In this morning’s plenary session, Bernard Hirschel of the University of Geneva said, “Let’s declare a model armistice and instead get some data.” This was Cohen’s plea as well. “We need to provide data that proves or disproves these assumptions.” Some studies of the test and treat strategy are already underway, while others, including a large clustered clinical trial outlined by Hirschel, are still in the planning stages.
Test and treat has also picked up momentum based on the results of some observational studies that have shown that the number of HIV diagnoses in certain cities or communities has dropped at the same time that there was an increased uptake of highly active antiretroviral therapy. But Cohen pointed out that while three observational studies have shown a correlation between ARV use and a declining number of HIV diagnoses, there are also three studies that have found no effect.
Cohen also questioned whether the prevention benefit of antiretroviral treatment will be durable. Earlier this year at the Conference on Retroviruses and Opportunistic Infections, a study showed that impressive protection against HIV transmission among discordant couples when the infected partner was on treatment. But Cohen said this study followed couples for a short period of time. He also previewed a presentation in Vienna tomorrow by researchers from the Chinese Center for Disease Control that shows that in a cohort of discordant couples they studied there was no difference in HIV transmission rates when the infected partner was on therapy.

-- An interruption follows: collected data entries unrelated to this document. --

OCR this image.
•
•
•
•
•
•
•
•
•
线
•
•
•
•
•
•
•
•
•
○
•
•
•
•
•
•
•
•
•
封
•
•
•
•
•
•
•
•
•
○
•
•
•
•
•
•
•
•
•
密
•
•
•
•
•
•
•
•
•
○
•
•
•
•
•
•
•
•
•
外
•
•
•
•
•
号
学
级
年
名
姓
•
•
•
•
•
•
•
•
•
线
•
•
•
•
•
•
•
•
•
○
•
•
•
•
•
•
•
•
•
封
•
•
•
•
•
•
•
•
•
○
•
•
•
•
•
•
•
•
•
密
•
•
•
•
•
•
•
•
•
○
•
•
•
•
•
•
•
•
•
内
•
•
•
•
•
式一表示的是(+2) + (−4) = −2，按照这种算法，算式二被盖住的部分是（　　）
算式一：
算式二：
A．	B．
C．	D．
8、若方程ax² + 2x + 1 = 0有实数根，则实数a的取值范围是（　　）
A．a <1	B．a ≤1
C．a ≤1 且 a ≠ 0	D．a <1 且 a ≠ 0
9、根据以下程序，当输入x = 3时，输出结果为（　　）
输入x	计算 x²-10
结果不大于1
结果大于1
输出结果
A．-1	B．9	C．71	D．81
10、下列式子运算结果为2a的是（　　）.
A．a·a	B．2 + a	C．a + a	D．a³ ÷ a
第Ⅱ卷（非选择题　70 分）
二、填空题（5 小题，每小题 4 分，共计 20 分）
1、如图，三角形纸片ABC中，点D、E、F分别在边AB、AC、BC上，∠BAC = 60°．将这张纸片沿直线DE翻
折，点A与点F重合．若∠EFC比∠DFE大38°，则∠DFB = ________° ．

Another question is just how a test and treat approach would be financed, given that 60% of the people in need (those with CD4+ T cell counts below 350) still don’t have access to antiretroviral therapy. Mathematical modelling, although it has obvious caveats, has shown that prioritizing treatment for these individuals will have a greater impact on reducing HIV incidence than a unviersal test and treat strategy. The question of funding for test and treat hasn’t been addressed directly at this conference, but funding questions have been omnipresent. Whether it's talk about the upcoming replenishment of the Global Fund, the failure of US President Obama to increase PEPFAR funding, or the need for more innovative financing approaches, it seems that apart from the first microbicide success, money may be the biggest story of AIDS 2010.